You see, Eleanor bridges the worlds of Ancaster and the timeless former smugglers’ island of Carriacou in the West Indies. Each winter she flies to Barbados, then climbs aboard an eight-seat Britten-Norman Islander, which hops down the Grenadines to Carriacou’s tiny airstrip, usually scattered with grazing livestock. A local minibus takes her cross-island in twenty minutes, through the main village of Hillsborough, where she greets old friends Cuthbert Snagg and Barnabus Quigley, while avoiding the local thief. Her destination is an isolated house up a deeply rutted track, where iguanas climb the trees, a donkey brays and the Caribbean shimmers beyond an overgrown yard. It’s a three-mile walk back to Hillsborough, but only a few minutes to Bogles, a tiny village of one-and two-room shacks, some with electricity, several inhabited by dreadlocked, bleary-eyed Rastas. They grow vegetables, tend goats and chickens…and smoke ganja.
Everyone in Bogles knows of the old lady from the house in the bush. The children yell her name when she passes, and have been visiting her for years. One of them, then in his late teens, was Levi Thomas. Levi’s middleweight prize-fighter physique and mound of dreadlocks might seem intimidating at first, but he is one of the gentlest souls you could ever meet. He used to sit on Eleanor’s settee for hours in silence, flipping through old issues of Canadian Living, just looking at the pictures.
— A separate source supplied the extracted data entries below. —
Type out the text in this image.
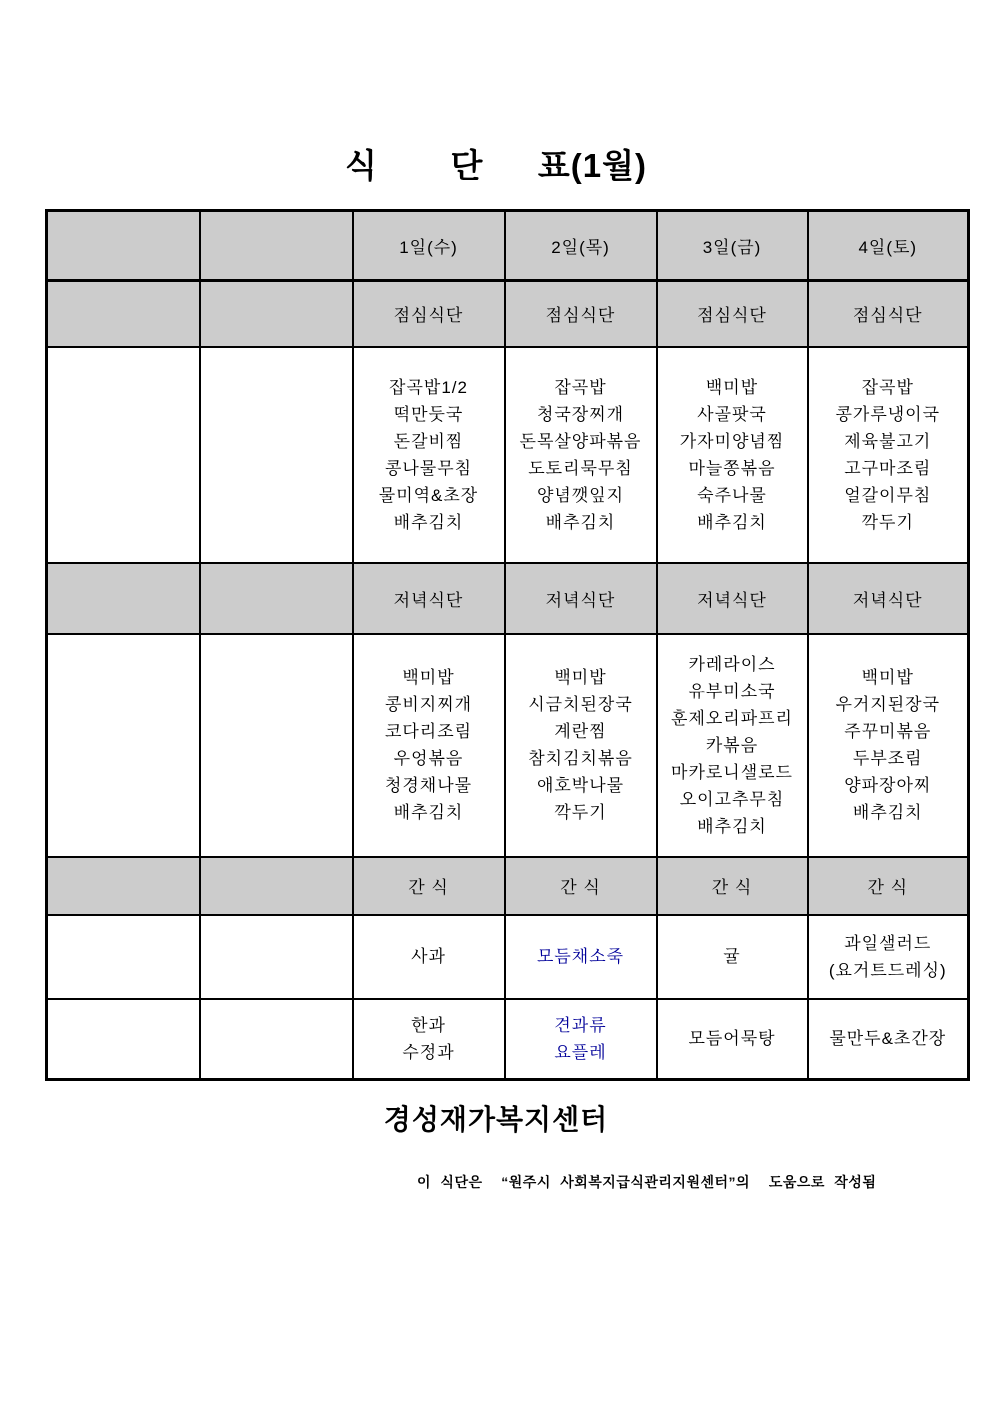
식    단   표(1월)
		1일(수)	2일(목)	3일(금)	4일(토)
		점심식단	점심식단	점심식단	점심식단
		잡곡밥1/2
떡만둣국
돈갈비찜
콩나물무침
물미역&초장
배추김치	잡곡밥
청국장찌개
돈목살양파볶음
도토리묵무침
양념깻잎지
배추김치	백미밥
사골팟국
가자미양념찜
마늘쫑볶음
숙주나물
배추김치	잡곡밥
콩가루냉이국
제육불고기
고구마조림
얼갈이무침
깍두기
		저녁식단	저녁식단	저녁식단	저녁식단
		백미밥
콩비지찌개
코다리조림
우엉볶음
청경채나물
배추김치	백미밥
시금치된장국
계란찜
참치김치볶음
애호박나물
깍두기	카레라이스
유부미소국
훈제오리파프리
카볶음
마카로니샐로드
오이고추무침
배추김치	백미밥
우거지된장국
주꾸미볶음
두부조림
양파장아찌
배추김치
		간 식	간 식	간 식	간 식
		사과	모듬채소죽	귤	과일샐러드
(요거트드레싱)
		한과
수정과	견과류
요플레	모듬어묵탕	물만두&초간장
경성재가복지센터
이 식단은  “원주시 사회복지급식관리지원센터”의  도움으로 작성됨
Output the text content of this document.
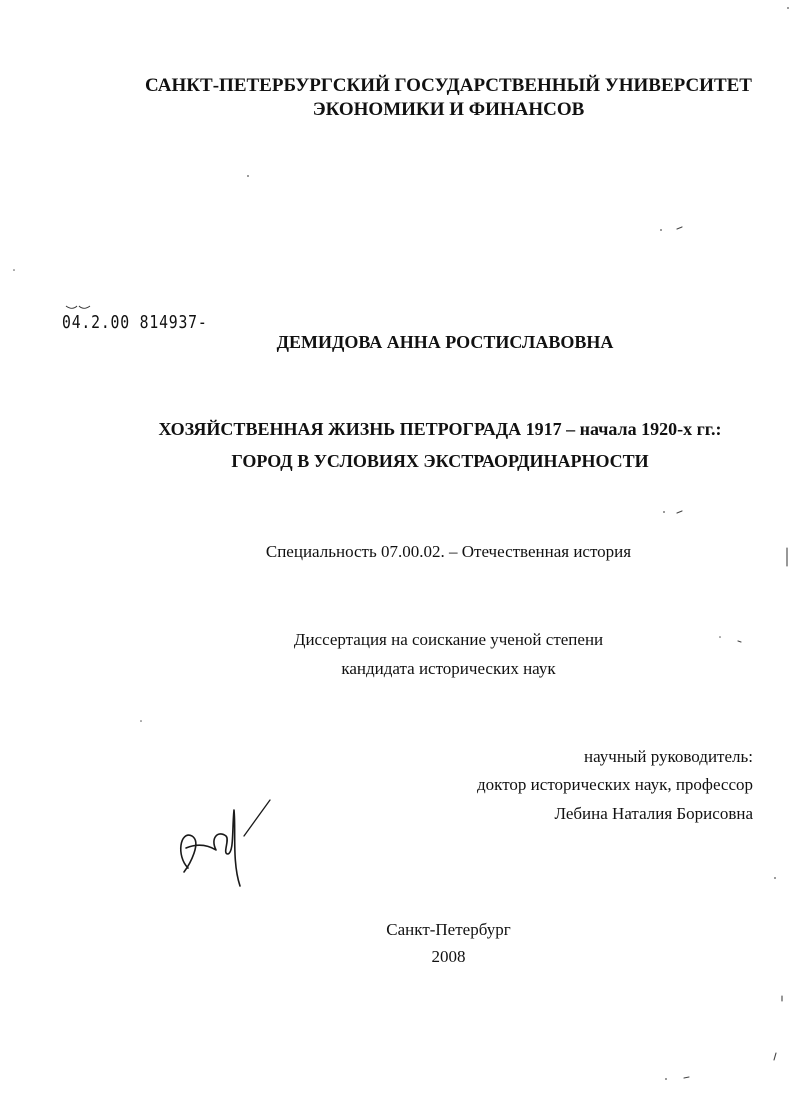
САНКТ-ПЕТЕРБУРГСКИЙ ГОСУДАРСТВЕННЫЙ УНИВЕРСИТЕТ
ЭКОНОМИКИ И ФИНАНСОВ
04.2.00 814937-
ДЕМИДОВА АННА РОСТИСЛАВОВНА
ХОЗЯЙСТВЕННАЯ ЖИЗНЬ ПЕТРОГРАДА 1917 – начала 1920-х гг.:
ГОРОД В УСЛОВИЯХ ЭКСТРАОРДИНАРНОСТИ
Специальность 07.00.02. – Отечественная история
Диссертация на соискание ученой степени
кандидата исторических наук
научный руководитель:
доктор исторических наук, профессор
Лебина Наталия Борисовна
Санкт-Петербург
2008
Perhaps these photographs made Levi want to visit Canada. He finally got there, stayed with relatives, and worked hard at two kitchen jobs. The money was good, and when his tourist visa expired, he borrowed his cousin’s ID. One day the police came looking for the cousin, figured out Levi wasn’t their man, but still charged him with overstaying. A thirty-day term in Toronto’s violent Don Prison stretched to six months after the police lost his passport–they wouldn’t deport him without one, yet wouldn’t release him while he was awaiting deportation. No charges. No legal representation. Unaccountable functionaries did nothing to resolve the situation, even though they admitted they had misplaced the passport.
Eleanor got wind of Levi’s predicament and went into battle. After getting nowhere with uninterested officials, she managed to reach the archdiocese in Grenada. A priest found Levi’s birth certificate and faxed it to Canada. Levi was deported a few days later, but you wonder how long he might have languished in jail, because absolutely no one other than Eleanor took any interest in his plight.